Kratom (Mitragyna speciosa) has gained increasing interest due to its unique leaf alkaloids with pharmacological potential. Comparisons of climate conditions in Florida production areas with those in the plant's native habitat in Southeast Asia indicate a need to better understand how light quality, particularly ultraviolet (UV)-B radiation, influences plant growth and alkaloid biosynthesis. This study evaluated the effects of far-red (FR) light supplementation and end-of-day (EOD) UV-B exposure on plant growth, photosynthetic performance, and leaf alkaloid content of kratom. Plants were grown under controlled-environment conditions under five light treatments: white (W) light alone; W plus 1 or 2 h of EOD UV-B exposure; and W supplemented with FR light combined with 1 or 2 h of EOD UV-B exposure.

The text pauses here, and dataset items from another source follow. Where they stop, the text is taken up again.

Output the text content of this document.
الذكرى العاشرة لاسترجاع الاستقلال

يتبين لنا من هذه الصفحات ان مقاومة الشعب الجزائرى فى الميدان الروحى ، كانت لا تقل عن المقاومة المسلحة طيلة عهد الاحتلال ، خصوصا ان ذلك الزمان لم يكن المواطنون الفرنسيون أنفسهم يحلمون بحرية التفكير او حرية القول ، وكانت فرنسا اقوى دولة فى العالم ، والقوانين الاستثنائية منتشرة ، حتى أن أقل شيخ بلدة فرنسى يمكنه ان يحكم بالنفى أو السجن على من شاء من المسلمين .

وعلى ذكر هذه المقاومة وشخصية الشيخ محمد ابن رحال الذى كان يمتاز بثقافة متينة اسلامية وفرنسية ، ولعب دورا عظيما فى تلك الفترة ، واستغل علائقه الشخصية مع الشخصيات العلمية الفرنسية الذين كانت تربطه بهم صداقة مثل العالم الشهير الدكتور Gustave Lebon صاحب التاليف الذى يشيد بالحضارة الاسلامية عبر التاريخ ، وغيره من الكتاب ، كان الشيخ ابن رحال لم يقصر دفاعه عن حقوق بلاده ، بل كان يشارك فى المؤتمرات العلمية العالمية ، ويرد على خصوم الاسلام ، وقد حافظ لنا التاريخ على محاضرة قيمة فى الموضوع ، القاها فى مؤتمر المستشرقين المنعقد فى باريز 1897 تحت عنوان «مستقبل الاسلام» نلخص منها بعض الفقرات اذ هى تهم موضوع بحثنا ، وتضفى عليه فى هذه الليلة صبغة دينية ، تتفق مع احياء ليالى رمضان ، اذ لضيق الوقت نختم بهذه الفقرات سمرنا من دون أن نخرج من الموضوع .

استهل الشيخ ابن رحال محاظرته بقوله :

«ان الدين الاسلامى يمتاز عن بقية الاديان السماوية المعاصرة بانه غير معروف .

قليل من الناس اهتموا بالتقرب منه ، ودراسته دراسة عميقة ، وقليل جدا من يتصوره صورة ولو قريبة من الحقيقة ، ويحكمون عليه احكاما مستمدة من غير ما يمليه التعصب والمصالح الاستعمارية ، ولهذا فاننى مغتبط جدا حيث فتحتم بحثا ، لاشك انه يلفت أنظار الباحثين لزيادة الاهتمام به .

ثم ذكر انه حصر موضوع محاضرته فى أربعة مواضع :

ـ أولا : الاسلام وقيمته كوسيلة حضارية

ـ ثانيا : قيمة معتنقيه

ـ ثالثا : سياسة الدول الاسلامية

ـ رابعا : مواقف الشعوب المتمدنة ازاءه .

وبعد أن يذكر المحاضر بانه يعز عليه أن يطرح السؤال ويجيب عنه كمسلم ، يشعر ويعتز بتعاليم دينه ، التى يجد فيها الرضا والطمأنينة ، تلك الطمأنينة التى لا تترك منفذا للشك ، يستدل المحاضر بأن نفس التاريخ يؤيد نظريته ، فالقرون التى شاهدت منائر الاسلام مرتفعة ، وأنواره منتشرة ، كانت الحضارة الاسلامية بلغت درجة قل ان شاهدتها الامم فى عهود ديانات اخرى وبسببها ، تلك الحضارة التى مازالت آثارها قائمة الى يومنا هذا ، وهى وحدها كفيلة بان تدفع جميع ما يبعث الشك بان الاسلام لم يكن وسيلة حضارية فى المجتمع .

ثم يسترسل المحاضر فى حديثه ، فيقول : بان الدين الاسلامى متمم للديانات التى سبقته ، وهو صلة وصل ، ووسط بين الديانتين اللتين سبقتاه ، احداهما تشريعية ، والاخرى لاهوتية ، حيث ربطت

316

Total photosynthetic photon flux density (PPFD) was maintained at 300 µmol·m-2·s-1, with additional supplemental FR and EOD UV-B provided at 90 and 0.3 µmol·m-2·s-1, respectively. Plant growth, photosynthesis, and alkaloid content were analyzed. Low-dose EOD UV-B had minimal effects on plant architecture and leaf growth, but slightly reduced leaf biomass and photosynthetic capacity. Extending EOD UV-B exposure from 1 to 2 h reduced the stem caliper by 20%, branching by 14%, and new leaf area by 14%. Supplementation with FR at 30% of total PPFD induced a shade-avoidance response, increasing plant height by 58% to 76% while reducing leaf number, photosynthesis, and biomass. Corynantheidine concentration in leaves increased by 175% under W plus 1 h of EOD UV-B, whereas speciociliatine, mitraciliatine, and isopaynantheine decreased in aging leaves. Light-quality-induced stress can modify alkaloid accumulation in kratom, and these responses must be carefully balanced against reductions in growth and biomass. These findings improve understanding of environmental regulation of kratom alkaloid biosynthesis and provide a basis for designing lighting strategies to optimize both biomass production and the accumulation of desirable alkaloids.